The moment I appeared, the three of them turned in my direction.
Their gazes settled on my body.
My robes were torn. Blood covered my torso, arms, and the lower half of my face. Several wounds had already begun closing under the effect of the pills I had swallowed, but the injuries were still obvious.
Still, I was standing.
And I did not give off the impression of exhaustion.
I walked toward the group without urgency, my expression perfectly neutral despite the condition of my body.
Liang Ruxue's carefree smile faded slightly. "Oh my..."
Zhang Feng's gaze sharpened. He said nothing at first, but his eyes moved over the sword wounds, then the deeper lacerations, then the places where my own self-inflicted injuries had torn open further.
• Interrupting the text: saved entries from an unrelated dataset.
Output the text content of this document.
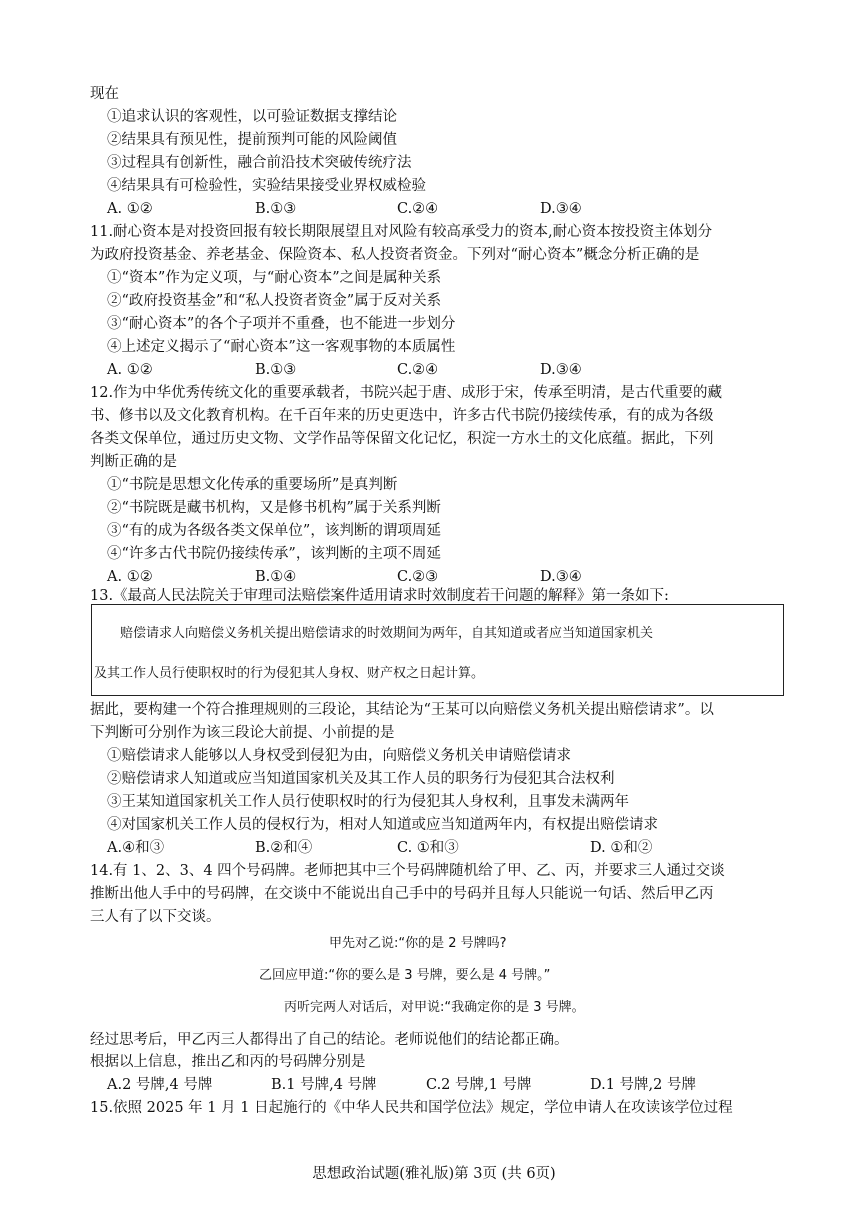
现在
①追求认识的客观性，以可验证数据支撑结论
②结果具有预见性，提前预判可能的风险阈值
③过程具有创新性，融合前沿技术突破传统疗法
④结果具有可检验性，实验结果接受业界权威检验
A. ①②	B.①③	C.②④	D.③④
11.耐心资本是对投资回报有较长期限展望且对风险有较高承受力的资本,耐心资本按投资主体划分
为政府投资基金、养老基金、保险资本、私人投资者资金。下列对“耐心资本”概念分析正确的是
①“资本”作为定义项，与“耐心资本”之间是属种关系
②“政府投资基金”和“私人投资者资金”属于反对关系
③“耐心资本”的各个子项并不重叠，也不能进一步划分
④上述定义揭示了“耐心资本”这一客观事物的本质属性
A. ①②	B.①③	C.②④	D.③④
12.作为中华优秀传统文化的重要承载者，书院兴起于唐、成形于宋，传承至明清，是古代重要的藏
书、修书以及文化教育机构。在千百年来的历史更迭中，许多古代书院仍接续传承，有的成为各级
各类文保单位，通过历史文物、文学作品等保留文化记忆，积淀一方水土的文化底蕴。据此，下列
判断正确的是
①“书院是思想文化传承的重要场所”是真判断
②“书院既是藏书机构，又是修书机构”属于关系判断
③“有的成为各级各类文保单位”，该判断的谓项周延
④“许多古代书院仍接续传承”，该判断的主项不周延
A. ①②	B.①④	C.②③	D.③④
13.《最高人民法院关于审理司法赔偿案件适用请求时效制度若干问题的解释》第一条如下:
赔偿请求人向赔偿义务机关提出赔偿请求的时效期间为两年，自其知道或者应当知道国家机关
及其工作人员行使职权时的行为侵犯其人身权、财产权之日起计算。
据此，要构建一个符合推理规则的三段论，其结论为“王某可以向赔偿义务机关提出赔偿请求”。以
下判断可分别作为该三段论大前提、小前提的是
①赔偿请求人能够以人身权受到侵犯为由，向赔偿义务机关申请赔偿请求
②赔偿请求人知道或应当知道国家机关及其工作人员的职务行为侵犯其合法权利
③王某知道国家机关工作人员行使职权时的行为侵犯其人身权利，且事发未满两年
④对国家机关工作人员的侵权行为，相对人知道或应当知道两年内，有权提出赔偿请求
A.④和③	B.②和④	C. ①和③	D. ①和②
14.有 1、2、3、4 四个号码牌。老师把其中三个号码牌随机给了甲、乙、丙，并要求三人通过交谈
推断出他人手中的号码牌，在交谈中不能说出自己手中的号码并且每人只能说一句话、然后甲乙丙
三人有了以下交谈。
甲先对乙说:“你的是 2 号牌吗?
乙回应甲道:“你的要么是 3 号牌，要么是 4 号牌。”
丙听完两人对话后，对甲说:“我确定你的是 3 号牌。
经过思考后，甲乙丙三人都得出了自己的结论。老师说他们的结论都正确。
根据以上信息，推出乙和丙的号码牌分别是
A.2 号牌,4 号牌	B.1 号牌,4 号牌	C.2 号牌,1 号牌	D.1 号牌,2 号牌
15.依照 2025 年 1 月 1 日起施行的《中华人民共和国学位法》规定，学位申请人在攻读该学位过程
思想政治试题(雅礼版)第 3页 (共 6页)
Dong Mei's reaction was the most restrained.
Her eyes narrowed.
"Who was your opponent?" Dong Mei asked without ceremony, her tone flat and direct.
"How about you guess?"
Her eyes narrowed further.
"Zhao Wuying." Zhang Feng's voice cut in before she could respond.
I turned my gaze toward him. "Oh? May I hear your reasoning, Senior Brother?"
"It is simple," Zhang Feng replied calmly. "I fought Yang Dong. If Junior Sister Liang had fought Zhao Wuying, she would have mocked him the moment she returned, or at least made some remarks about his defeat. Yet she remained silent."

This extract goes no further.